The possibilities of Cloud WAF had us so excited that we were the first people to use it. Since March, all of our customer dashboards and APIs have been protected using our Cloud WAF offering. Protecting our own product with Cloud WAF was the best way for us to build confidence in its potential for our customers.

How we built Cloud WAF so fast

To build Cloud WAF in under 2 weeks, we self-organized into a cross functional agile team to get a Proof of Concept (PoC) up and running. This agile team consisted of a product manager, software engineers, technical operations engineers, product marketing, our compliance team lead, and sales engineers.
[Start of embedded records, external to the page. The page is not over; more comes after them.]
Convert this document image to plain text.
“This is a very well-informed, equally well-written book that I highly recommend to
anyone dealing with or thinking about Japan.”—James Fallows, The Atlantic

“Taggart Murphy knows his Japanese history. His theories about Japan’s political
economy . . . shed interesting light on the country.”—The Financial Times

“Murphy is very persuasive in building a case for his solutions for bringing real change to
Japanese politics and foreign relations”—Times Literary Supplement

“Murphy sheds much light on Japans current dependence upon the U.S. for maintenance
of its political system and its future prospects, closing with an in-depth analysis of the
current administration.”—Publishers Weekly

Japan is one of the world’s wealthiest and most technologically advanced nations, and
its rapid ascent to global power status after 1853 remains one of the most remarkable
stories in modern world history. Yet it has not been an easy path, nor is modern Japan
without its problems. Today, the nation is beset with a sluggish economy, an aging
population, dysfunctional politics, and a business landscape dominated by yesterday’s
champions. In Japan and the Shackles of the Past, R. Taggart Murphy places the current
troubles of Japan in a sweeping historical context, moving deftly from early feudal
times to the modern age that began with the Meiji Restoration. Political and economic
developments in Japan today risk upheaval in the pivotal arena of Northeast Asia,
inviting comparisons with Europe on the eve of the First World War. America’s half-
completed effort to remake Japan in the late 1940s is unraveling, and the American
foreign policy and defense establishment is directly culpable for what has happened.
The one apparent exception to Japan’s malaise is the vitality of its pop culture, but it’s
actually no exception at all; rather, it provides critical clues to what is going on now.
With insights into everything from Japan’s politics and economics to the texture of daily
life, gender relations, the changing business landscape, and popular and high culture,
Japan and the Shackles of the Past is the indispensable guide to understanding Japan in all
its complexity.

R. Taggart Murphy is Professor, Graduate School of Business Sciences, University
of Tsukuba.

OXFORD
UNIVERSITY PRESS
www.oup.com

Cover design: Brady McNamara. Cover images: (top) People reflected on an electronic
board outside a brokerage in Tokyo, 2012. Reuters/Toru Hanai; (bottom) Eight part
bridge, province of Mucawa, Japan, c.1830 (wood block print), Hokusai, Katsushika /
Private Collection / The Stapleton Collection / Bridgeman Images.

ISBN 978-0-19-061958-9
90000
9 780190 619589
Our team organized around a Kanban process using twice a day standups to ensure that we could make as many rapid course corrections as possible.

Since our culture is all about a highly iterative approach to building product, we ruthlessly prioritized to quickly deliver a working MVP. Having a cross-functional team assembled meant we’d have a wide range of perspectives represented to help make smart decisions fast. Plus, we had a lot of fun doing it.

eating lunch
The Signal Sciences Team on a Cloud WAF break

Our Ops team is committed to managing infrastructure as code, so they make heavy use of Terraform for deployment, as well as Fargate for auto-scaling. Our existing Terraform configurations allowed us to build a template for what our Cloud WAF deployment would look like so we could ensure that our deployment and provisioning processes will be repeatable and scalable as our customer base grows.

One of the new challenges we encountered while building Cloud WAF was SSL cert management. In a model where we are hosting the agent for customers and sitting in front of their HTTP traffic, we have to:

  • Receive encrypted requests
  • Decrypt them
  • Pass them to our agent for inspection
  • Then re-encrypt the traffic before passing it on to origin

Being security-forward in all our system design, we had to be thoughtful around how to manage private and public certs. Even on an iterative, highly agile project, it’s important to identify high-risk/reward areas that need a lot of thought and attention up front. Sometimes you can ship fast and learn; other things you need to get right the first time.

We launched! Then what?

After we launched Cloud WAF we’ve seen significant demand in the market. The product management team tracked this through metrics including:

  • Top of funnel metrics like MQLs, SQLs, from Hubspot and Salesforce
  • Product adoption and engagement metrics from our own internal instrumentation and Google Analytics
  • Technical performance metrics through real-time logging and dashboarding tools like Elasticsearch, Logstash, Kibana, and Datadog

In addition to analyzing key metrics, we also listen to our customers who have adopted our Cloud WAF. Understanding how our customers are leveraging Cloud WAF will help us evolve our agent in different ways, to optimize performance as we scale.